El gobierno anunció un plan para sustituir 1.312 dispositivos de bombeo con equipos de energía solar, lo que beneficiaría a 800.000 personas. Sin embargo, esta medida solo cubre el 37.4% de los equipos instalados, dejando a la mayoría de la población sin una solución inmediata.
Hasta la fecha, solo 732 dispositivos han sido instalados, con 134 aún pendientes, lo que retrasa aún más la respuesta a la crisis. La inversión total de este proyecto asciende a 13.4 millones de dólares, pero su impacto sigue siendo marginal frente a la magnitud del problema.
Pese a que el gobierno cubano insiste en que su sistema de gestión hídrica es “avanzado”, ha tenido que recurrir a la Agencia de Cooperación Internacional del Japón (JICA) para evaluar los recursos hídricos en La Habana, Artemisa y Mayabeque. Este hecho pone en evidencia la incapacidad del régimen para resolver la crisis sin apoyo externo.

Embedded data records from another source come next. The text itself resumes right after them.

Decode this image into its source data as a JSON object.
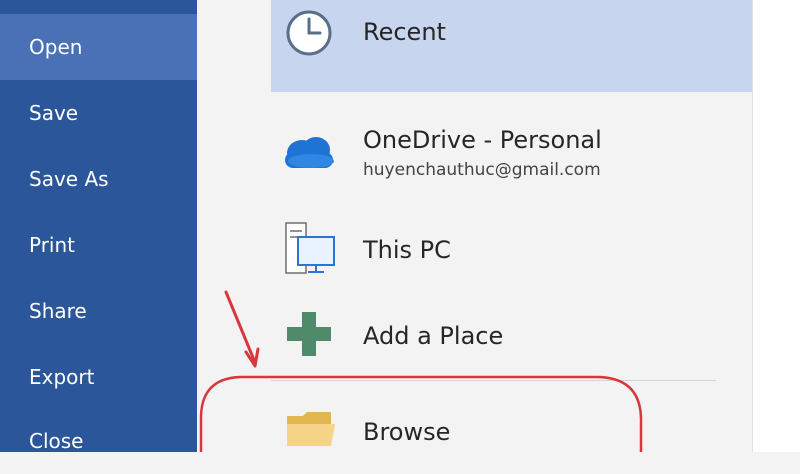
{
  "sidebar": {
    "items": [
      {
        "label": "Open"
      },
      {
        "label": "Save"
      },
      {
        "label": "Save As"
      },
      {
        "label": "Print"
      },
      {
        "label": "Share"
      },
      {
        "label": "Export"
      },
      {
        "label": "Close"
      }
    ],
    "active": "Open"
  },
  "places": {
    "recent": {
      "label": "Recent",
      "icon": "clock-icon"
    },
    "onedrive": {
      "label": "OneDrive - Personal",
      "account": "huyenchauthuc@gmail.com",
      "icon": "cloud-icon"
    },
    "this_pc": {
      "label": "This PC",
      "icon": "computer-icon"
    },
    "add_place": {
      "label": "Add a Place",
      "icon": "plus-icon"
    },
    "browse": {
      "label": "Browse",
      "icon": "folder-icon"
    }
  },
  "colors": {
    "sidebar": "#2b579a",
    "sidebar_active": "#4a71b6",
    "selected_place": "#c7d5ef",
    "annotation": "#d9363e",
    "onedrive": "#1e73d4",
    "add_place": "#4f8a6a",
    "folder": "#f0c76e"
  }
}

El proyecto japonés busca mejorar la distribución del agua y capacitar a organismos cubanos en la gestión hídrica. Sin embargo, no soluciona el problema estructural de la falta de inversión y mantenimiento en la infraestructura.
Mientras el gobierno sigue buscando excusas, millones de cubanos continúan sin acceso a un recurso esencial, dependiendo de pipas y soluciones temporales que no resuelven la crisis de fondo.